Anna Akimovna walked through the rooms, followed by her retinue—the aunt, Varvarushka, Nikandrovna, the sewing-maid Marfa Petrovna, and the downstairs Masha. Varvarushka—a tall, thin, slender woman, taller than anyone in the house, dressed all in black, smelling of cypress and coffee—crossed herself in each room before the icon, bowing down from the waist. And whenever one looked at her one was reminded that she had already prepared her shroud and that lottery tickets were hidden away by her in the same box.
“Anyutinka, be merciful at Christmas,” she said, opening the door into the kitchen. “Forgive him, bless the man! Have done with it!”
The coachman Pantelei, who had been dismissed for drunkenness in November, was on his knees in the middle of the kitchen. He was a good-natured man, but he used to be unruly when he was drunk, and could not go to sleep, but persisted in wandering about the buildings and shouting in a threatening voice, “I know all about it!” Now from his beefy and bloated face and from his bloodshot eyes it could be seen that he had been drinking continually from November till Christmas.
“Forgive me, Anna Akimovna,” he brought out in a hoarse voice, striking his forehead on the floor and showing his bull-like neck.
“It was Auntie dismissed you; ask her.”
“What about Auntie?” said her aunt, walking into the kitchen, breathing heavily; she was very stout, and on her bosom one might have stood a tray of teacups and a samovar. “What about Auntie now? You are mistress here, give your own orders; though these rascals might be all dead for all I care. Come, get up, you hog!” she shouted at Pantelei, losing patience. “Get out of my sight! It’s the last time I forgive you, but if you transgress again—don’t ask for mercy!”

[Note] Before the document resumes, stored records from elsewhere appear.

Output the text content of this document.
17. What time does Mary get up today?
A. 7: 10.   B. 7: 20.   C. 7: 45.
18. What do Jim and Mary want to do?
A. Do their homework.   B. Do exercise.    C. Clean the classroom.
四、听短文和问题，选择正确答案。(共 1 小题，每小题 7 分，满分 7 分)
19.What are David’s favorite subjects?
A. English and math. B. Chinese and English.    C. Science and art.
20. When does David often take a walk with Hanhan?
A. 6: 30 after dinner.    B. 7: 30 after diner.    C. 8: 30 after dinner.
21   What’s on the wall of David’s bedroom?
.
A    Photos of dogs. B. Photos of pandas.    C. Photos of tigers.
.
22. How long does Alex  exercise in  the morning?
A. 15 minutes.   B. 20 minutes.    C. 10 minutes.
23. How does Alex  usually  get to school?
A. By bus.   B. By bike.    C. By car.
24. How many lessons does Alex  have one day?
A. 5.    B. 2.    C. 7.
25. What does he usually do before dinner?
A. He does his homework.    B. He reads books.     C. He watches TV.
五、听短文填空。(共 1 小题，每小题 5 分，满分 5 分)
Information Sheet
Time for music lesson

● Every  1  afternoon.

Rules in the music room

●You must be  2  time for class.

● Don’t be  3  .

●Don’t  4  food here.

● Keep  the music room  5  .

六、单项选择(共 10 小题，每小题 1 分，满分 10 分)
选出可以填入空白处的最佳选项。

Then they went into the dining-room to coffee. But they had hardly sat down when the downstairs Masha rushed headlong in, saying with horror, “The singers!” And ran back again. They heard someone blowing his nose, a low bass cough, and footsteps that sounded like horses’ iron-shod hoofs tramping about the entry near the hall. For half a minute all was hushed. . . . The singers burst out so suddenly and loudly that everyone started. While they were singing, the priest from the almshouses, with the deacon and the sexton, arrived. Putting on the stole, the priest slowly said that when they were ringing for matins it was snowing and not cold, but that the frost was sharper towards morning, God bless it! and now there must be twenty degrees of frost.